Here's some info on SMTP from and sender headers: http://tools.ietf.org/html/rfc4021#section-2.1.2

As for your questions...

Question 1: No idea. Getting emails from yourself isn't a guarantee that your account was compromised.

Question 2: If I were a spammer I would look for ways to confuse digital and organic anti-spam systems. You could imagine anti-spam filters that automatically whitelist emails that come from the account holder and you can imagine people that get curious about messages that look like they came from themselves. Those types of messages might be more likely to slip past spam filters and get clicked.

If you want to know more about the message you can investigate the mail headers. That will show you the sender, the from, the return-path. You should also be able to see what server your mail server received the message from so that might be a clue.

You could also look in your Sent mail folder. If someone did compromise your account and send you mail and forgot to hide their tracks, you might see a copy of the message in there. If you do find a copy in your Sent folder, that's a pretty strong indicator that something is wrong...

3

You didn't specify, so I assumed it was a bounce message. If so, there are two possible options here:

a) The spammer sent spam using your address as the reply-to. This is called Backscatter, and it's pretty common.
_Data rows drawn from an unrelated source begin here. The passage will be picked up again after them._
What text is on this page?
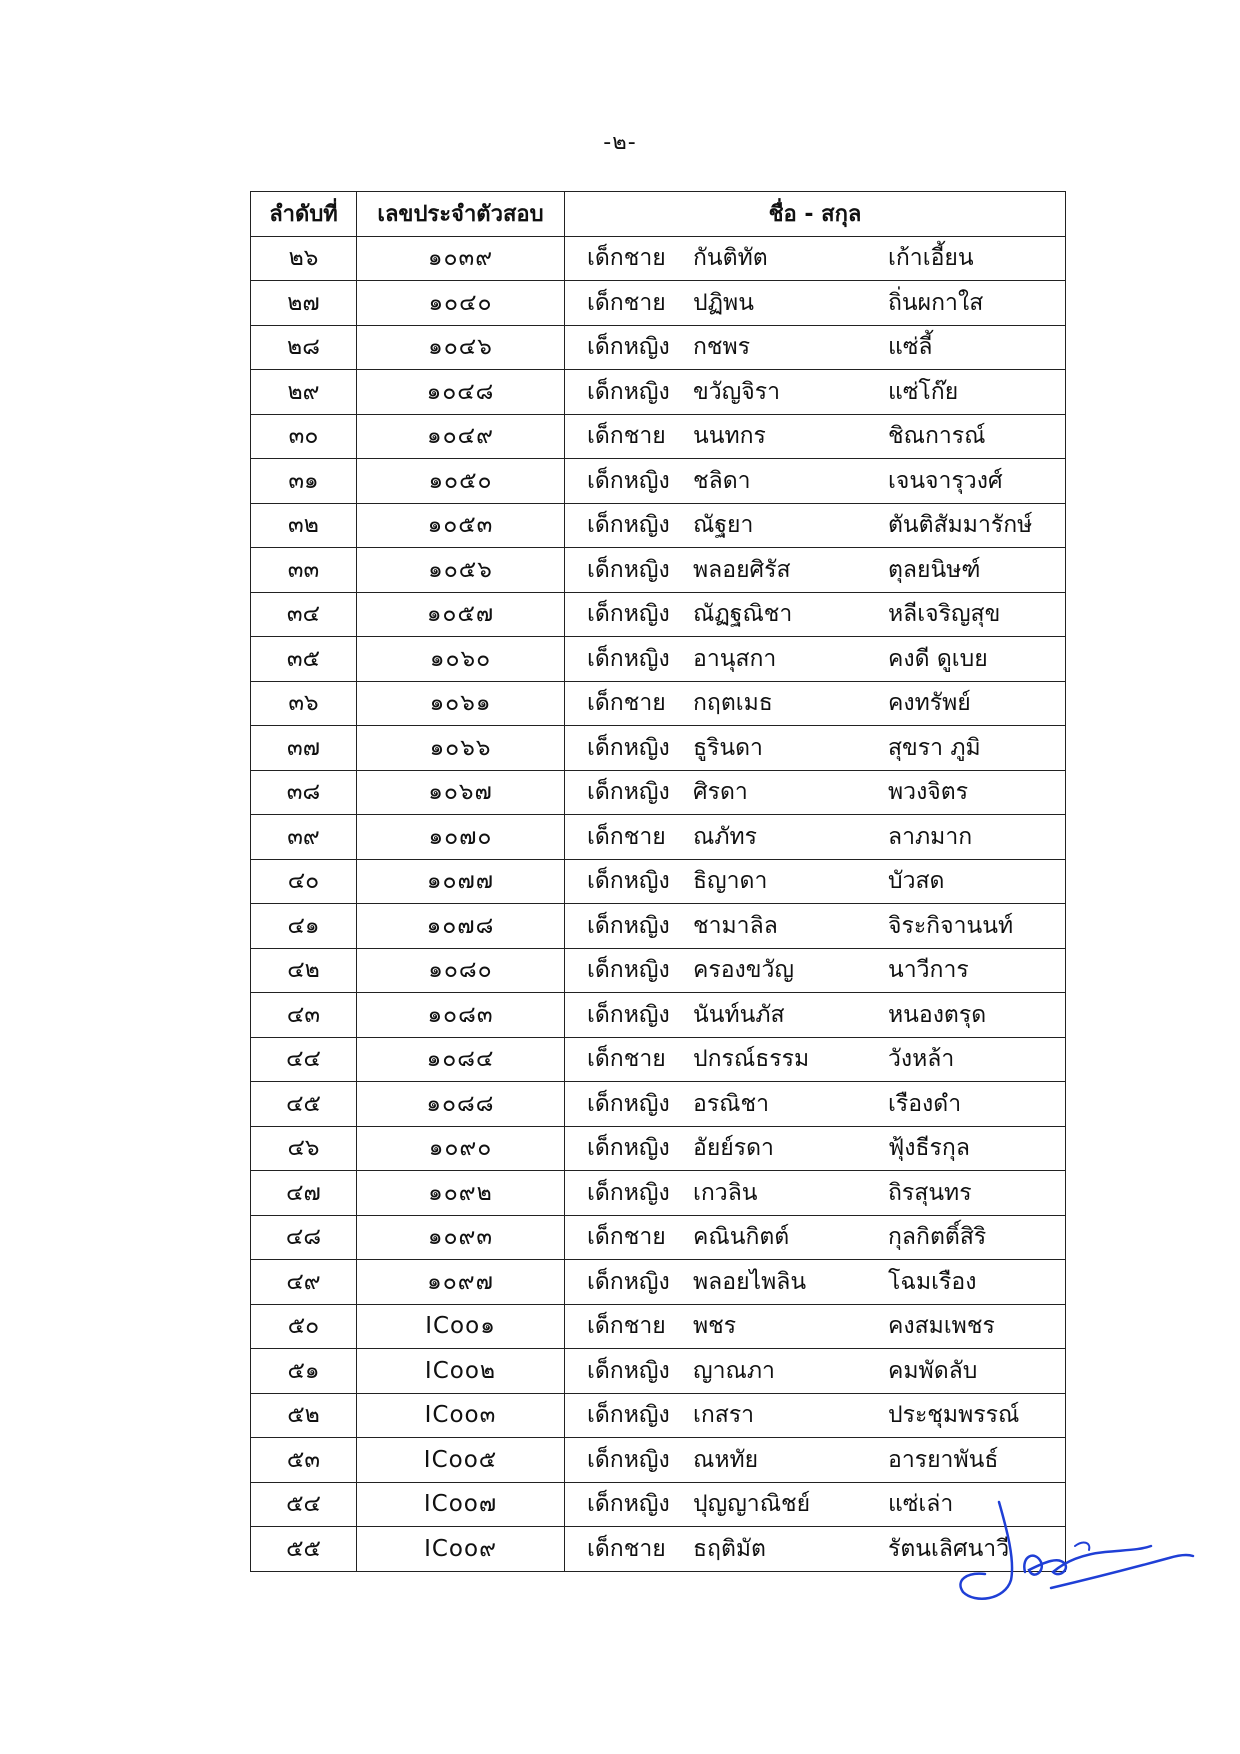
-๒-
ลำดับที่	เลขประจำตัวสอบ	ชื่อ - สกุล
๒๖	๑๐๓๙	เด็กชาย กันติทัต เก้าเอี้ยน

๒๗	๑๐๔๐	เด็กชาย ปฏิพน ถิ่นผกาใส

๒๘	๑๐๔๖	เด็กหญิง กชพร แซ่ลี้

๒๙	๑๐๔๘	เด็กหญิง ขวัญจิรา แซ่โก๊ย

๓๐	๑๐๔๙	เด็กชาย นนทกร ชิณการณ์

๓๑	๑๐๕๐	เด็กหญิง ชลิดา เจนจารุวงศ์

๓๒	๑๐๕๓	เด็กหญิง ณัฐยา ตันติสัมมารักษ์

๓๓	๑๐๕๖	เด็กหญิง พลอยศิรัส ตุลยนิษฑ์

๓๔	๑๐๕๗	เด็กหญิง ณัฏฐณิชา หลีเจริญสุข

๓๕	๑๐๖๐	เด็กหญิง อานุสกา คงดี ดูเบย

๓๖	๑๐๖๑	เด็กชาย กฤตเมธ คงทรัพย์

๓๗	๑๐๖๖	เด็กหญิง ธูรินดา สุขรา ภูมิ

๓๘	๑๐๖๗	เด็กหญิง ศิรดา พวงจิตร

๓๙	๑๐๗๐	เด็กชาย ณภัทร ลาภมาก

๔๐	๑๐๗๗	เด็กหญิง ธิญาดา บัวสด

๔๑	๑๐๗๘	เด็กหญิง ชามาลิล จิระกิจานนท์

๔๒	๑๐๘๐	เด็กหญิง ครองขวัญ นาวีการ

๔๓	๑๐๘๓	เด็กหญิง นันท์นภัส หนองตรุด

๔๔	๑๐๘๔	เด็กชาย ปกรณ์ธรรม วังหล้า

๔๕	๑๐๘๘	เด็กหญิง อรณิชา เรืองดำ

๔๖	๑๐๙๐	เด็กหญิง อัยย์รดา ฟุ้งธีรกุล

๔๗	๑๐๙๒	เด็กหญิง เกวลิน ถิรสุนทร

๔๘	๑๐๙๓	เด็กชาย คณินกิตต์ กุลกิตติ์สิริ

๔๙	๑๐๙๗	เด็กหญิง พลอยไพลิน โฉมเรือง

๕๐	ICoo๑	เด็กชาย พชร คงสมเพชร

๕๑	ICoo๒	เด็กหญิง ญาณภา คมพัดลับ

๕๒	ICoo๓	เด็กหญิง เกสรา ประชุมพรรณ์

๕๓	ICoo๕	เด็กหญิง ณหทัย อารยาพันธ์

๕๔	ICoo๗	เด็กหญิง ปุญญาณิชย์ แซ่เล่า

๕๕	ICoo๙	เด็กชาย ธฤติมัต รัตนเลิศนาวี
b) The email is actually spam, disguised as a bounce message. People are more likely to open bounce messages than they are undisguised spam, so this technique is sometimes used. This is called Deliberate Bounce.

This topic is dealt with more deeply here: https://blog.malwarebytes.org/online-security/2015/11/backscatter-or-misdirected-bounces/

1

To reduce these backscatter email messages, look at the SPF record for your domain

https://www.microsoft.com/mscorp/safety/content/technologies/senderid/wizard/

You can change the SPF policy to -all where the minus sign means enforce all receiving MTAs to only accept email from non-spoofed addresses.

You can go a step further and add DKIM signing with a DMARC policy to prevent this from occurring.